Schnelle Sinus/Cosinus-Berechnung für Embedded-Anwendungen in C

Fast sine/cosine calculation for embedded application in C

In some embedded applications you need to calculate trigonometric functions, especially if "something mechanical has to turn". A well known problem of the floating point sin() function is, that it takes - compared to other tasks - a while to compute, moreover the calculation time varies a lot. This variation is caused by the altorighm used, which iteratively evaluates a (Taylor) series until the error of the output value reaches a break-threshold.

Engineers / Embedded programmers, especially in the signal/control field, dislike long and varying calculation times, simply because they have to ensure that the output for the next cycle can be provided in time.
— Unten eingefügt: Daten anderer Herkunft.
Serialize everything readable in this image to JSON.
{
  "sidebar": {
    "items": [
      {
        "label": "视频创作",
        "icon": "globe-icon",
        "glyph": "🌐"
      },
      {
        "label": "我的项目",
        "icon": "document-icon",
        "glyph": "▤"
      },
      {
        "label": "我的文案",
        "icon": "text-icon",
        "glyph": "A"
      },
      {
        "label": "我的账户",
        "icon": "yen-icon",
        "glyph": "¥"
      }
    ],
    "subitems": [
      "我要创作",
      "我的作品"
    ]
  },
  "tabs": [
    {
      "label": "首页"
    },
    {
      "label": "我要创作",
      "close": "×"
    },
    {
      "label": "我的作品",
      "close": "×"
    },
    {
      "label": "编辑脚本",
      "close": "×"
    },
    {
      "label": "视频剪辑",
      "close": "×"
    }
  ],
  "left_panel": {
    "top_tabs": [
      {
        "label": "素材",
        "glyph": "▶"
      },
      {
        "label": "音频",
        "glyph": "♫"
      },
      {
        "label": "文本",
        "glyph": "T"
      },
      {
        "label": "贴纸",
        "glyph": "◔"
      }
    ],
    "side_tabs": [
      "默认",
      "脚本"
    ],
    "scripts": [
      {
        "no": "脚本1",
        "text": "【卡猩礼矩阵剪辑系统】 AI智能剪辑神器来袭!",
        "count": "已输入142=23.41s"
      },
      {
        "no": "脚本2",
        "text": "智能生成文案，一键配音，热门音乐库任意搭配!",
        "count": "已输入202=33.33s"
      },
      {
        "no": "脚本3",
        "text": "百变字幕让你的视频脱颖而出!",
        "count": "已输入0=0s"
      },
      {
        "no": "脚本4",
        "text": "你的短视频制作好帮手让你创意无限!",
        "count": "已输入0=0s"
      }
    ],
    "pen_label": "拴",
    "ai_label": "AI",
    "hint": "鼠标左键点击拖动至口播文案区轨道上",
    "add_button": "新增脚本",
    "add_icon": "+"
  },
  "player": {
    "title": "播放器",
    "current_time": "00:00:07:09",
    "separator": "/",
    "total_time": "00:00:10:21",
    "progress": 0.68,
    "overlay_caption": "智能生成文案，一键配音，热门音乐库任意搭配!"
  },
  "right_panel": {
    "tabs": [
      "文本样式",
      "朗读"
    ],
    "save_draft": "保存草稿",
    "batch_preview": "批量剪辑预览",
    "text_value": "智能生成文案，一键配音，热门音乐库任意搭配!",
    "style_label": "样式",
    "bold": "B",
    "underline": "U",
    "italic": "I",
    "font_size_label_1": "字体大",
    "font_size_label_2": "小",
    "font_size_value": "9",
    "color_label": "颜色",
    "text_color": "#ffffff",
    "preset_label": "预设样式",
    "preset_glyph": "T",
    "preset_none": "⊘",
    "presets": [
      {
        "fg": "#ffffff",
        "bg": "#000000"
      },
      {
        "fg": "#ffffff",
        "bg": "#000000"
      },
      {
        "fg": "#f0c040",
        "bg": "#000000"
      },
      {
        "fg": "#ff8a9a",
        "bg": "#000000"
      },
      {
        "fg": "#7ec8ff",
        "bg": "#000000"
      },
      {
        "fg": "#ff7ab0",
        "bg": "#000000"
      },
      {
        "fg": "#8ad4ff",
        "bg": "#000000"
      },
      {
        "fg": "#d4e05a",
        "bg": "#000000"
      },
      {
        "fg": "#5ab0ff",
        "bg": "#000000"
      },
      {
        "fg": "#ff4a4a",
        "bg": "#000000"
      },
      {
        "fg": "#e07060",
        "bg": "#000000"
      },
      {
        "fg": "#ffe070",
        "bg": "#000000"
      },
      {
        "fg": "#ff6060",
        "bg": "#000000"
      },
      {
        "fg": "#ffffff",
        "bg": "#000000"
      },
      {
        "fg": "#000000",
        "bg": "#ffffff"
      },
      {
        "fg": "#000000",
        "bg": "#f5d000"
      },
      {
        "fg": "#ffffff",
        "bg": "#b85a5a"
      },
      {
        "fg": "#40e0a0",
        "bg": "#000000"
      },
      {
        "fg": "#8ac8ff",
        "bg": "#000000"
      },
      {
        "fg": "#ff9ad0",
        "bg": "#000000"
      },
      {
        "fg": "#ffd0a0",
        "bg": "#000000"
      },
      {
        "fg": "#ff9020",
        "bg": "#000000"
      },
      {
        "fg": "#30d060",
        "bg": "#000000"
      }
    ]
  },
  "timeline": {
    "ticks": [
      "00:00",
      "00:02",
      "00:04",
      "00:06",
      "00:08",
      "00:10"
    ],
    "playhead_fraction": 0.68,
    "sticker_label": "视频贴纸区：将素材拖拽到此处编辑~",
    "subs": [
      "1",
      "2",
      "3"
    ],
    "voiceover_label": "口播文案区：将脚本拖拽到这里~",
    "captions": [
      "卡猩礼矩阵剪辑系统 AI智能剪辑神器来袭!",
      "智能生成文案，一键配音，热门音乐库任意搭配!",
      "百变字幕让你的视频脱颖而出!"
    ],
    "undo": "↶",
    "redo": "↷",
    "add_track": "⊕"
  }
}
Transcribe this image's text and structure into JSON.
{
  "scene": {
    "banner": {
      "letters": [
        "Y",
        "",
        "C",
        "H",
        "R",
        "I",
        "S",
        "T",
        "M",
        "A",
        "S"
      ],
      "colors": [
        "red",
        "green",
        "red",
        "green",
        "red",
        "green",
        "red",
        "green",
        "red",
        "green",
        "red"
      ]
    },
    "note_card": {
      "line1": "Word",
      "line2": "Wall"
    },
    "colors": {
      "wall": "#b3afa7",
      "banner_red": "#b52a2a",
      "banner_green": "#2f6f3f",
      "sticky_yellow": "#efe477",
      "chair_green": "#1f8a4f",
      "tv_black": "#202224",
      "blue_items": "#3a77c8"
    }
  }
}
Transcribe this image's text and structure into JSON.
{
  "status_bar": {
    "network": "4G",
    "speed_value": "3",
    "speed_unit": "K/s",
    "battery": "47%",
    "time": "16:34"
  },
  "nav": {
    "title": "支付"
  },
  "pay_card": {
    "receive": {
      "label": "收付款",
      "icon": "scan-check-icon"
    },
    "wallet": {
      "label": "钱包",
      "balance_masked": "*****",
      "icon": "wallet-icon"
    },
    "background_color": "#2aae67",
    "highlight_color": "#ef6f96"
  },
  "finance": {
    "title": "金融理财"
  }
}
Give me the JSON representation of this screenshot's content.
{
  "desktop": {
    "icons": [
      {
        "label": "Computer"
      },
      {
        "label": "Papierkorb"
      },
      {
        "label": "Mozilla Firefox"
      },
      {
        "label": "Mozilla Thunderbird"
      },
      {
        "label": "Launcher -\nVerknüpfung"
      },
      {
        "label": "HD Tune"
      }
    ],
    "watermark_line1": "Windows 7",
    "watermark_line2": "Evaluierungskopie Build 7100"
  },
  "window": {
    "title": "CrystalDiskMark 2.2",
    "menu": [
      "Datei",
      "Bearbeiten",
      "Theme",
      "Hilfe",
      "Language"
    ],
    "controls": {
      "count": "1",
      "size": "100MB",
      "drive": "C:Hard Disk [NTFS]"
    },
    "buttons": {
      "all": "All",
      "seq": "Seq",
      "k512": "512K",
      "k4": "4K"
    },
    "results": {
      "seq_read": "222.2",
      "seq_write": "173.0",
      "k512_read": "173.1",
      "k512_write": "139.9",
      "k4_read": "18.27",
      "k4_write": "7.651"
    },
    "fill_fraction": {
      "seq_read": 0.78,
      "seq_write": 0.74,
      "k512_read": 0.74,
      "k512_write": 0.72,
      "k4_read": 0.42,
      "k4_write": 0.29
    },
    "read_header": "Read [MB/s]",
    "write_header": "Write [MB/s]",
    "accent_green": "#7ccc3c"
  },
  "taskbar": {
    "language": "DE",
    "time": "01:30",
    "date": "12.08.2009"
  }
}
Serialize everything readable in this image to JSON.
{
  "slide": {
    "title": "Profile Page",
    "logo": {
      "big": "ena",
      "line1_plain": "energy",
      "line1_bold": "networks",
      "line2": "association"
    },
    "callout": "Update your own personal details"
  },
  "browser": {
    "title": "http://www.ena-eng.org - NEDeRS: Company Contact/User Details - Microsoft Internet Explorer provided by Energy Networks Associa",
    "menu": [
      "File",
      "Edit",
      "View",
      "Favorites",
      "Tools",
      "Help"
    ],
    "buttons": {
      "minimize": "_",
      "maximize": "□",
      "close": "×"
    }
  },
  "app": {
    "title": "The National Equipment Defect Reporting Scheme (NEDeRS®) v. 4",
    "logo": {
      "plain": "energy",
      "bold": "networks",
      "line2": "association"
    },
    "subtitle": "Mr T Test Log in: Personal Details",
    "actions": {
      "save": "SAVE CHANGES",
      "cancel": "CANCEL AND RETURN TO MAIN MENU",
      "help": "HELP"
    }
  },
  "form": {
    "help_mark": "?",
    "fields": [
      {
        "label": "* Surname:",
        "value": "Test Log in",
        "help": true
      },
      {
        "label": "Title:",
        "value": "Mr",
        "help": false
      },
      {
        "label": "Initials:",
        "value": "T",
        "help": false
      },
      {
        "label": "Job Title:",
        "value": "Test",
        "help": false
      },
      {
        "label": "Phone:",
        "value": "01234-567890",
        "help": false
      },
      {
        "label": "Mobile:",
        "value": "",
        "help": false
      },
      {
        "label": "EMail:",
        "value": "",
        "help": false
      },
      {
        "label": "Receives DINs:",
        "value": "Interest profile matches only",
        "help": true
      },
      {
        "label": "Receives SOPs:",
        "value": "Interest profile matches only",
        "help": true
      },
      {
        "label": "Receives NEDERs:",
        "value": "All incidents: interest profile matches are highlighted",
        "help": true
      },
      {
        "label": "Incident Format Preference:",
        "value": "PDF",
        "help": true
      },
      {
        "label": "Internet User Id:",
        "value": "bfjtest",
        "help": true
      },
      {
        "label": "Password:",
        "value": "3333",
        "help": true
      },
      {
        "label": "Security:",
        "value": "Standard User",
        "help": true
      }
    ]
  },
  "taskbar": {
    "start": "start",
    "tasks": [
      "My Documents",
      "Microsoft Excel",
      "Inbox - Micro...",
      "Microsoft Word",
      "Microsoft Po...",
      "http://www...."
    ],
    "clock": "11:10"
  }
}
As the Accuracy of hardware (ADC,DAC/PWM, connected electronics) often has the highest impact on the accuracy, it is often not sensible to calculate trigonometric functions "to the last bit of a double".

"Not excact. Accurate enough to fit the purpose - but quickly, please."

This Example demonstrates the implementation of sine function as occasionally used in the embedded field. The difference to the standard (math.h) sin, is the processing time and the accuracy. It calculates the ouput in a few clock cycles using interpolated table lookup. 66 bytes of contant memory are required. The error (compared to the floating point sine) is less than 0.05%.

In der Embeddedprogrammierung werden hin und wieder trigonometrische Funktionen benötigt, vor allem "wenn sich dabei etwas Mechanisches drehen soll". Dabei stößt man des Öfteren auf das Problem, dass die Berechnung des Sinus/Cosinus im Vergleich zu anderen Aufgaben merklich Zeit beansprucht und des Weiteren abhängig von den Werten unterschiedlich lange dauern kann. Dies rührt von der Tatsache her, dass die Funktion einen Algorithmus durchrechnet, bei dem die Größe des verbleibenden Restfehlers ermittelt werden kann (Taylorreihe). Dies wird so oft wiederholt bis die Genauigkeit ausreichend ist.

Bei Ingenieuren, vor allem in der Regelungstechnik, sind länger dauernde Rechnungen und variable Zeiten unbeliebt, denn dies erhöht das Risiko bis zum nächsten Takt das benötigte Ergebnis nicht bereitstellen zu können. Da die Genauigkeit der Werte oftmals in erster Linie durch die Hardware (DAC/PWM-Kanäle und die Elekronik dahinter) begrenzt, so dass eine Berechnung von trigonometrischen Funktionen "auf's letzte double-Bit" keinen Sinn ergibt.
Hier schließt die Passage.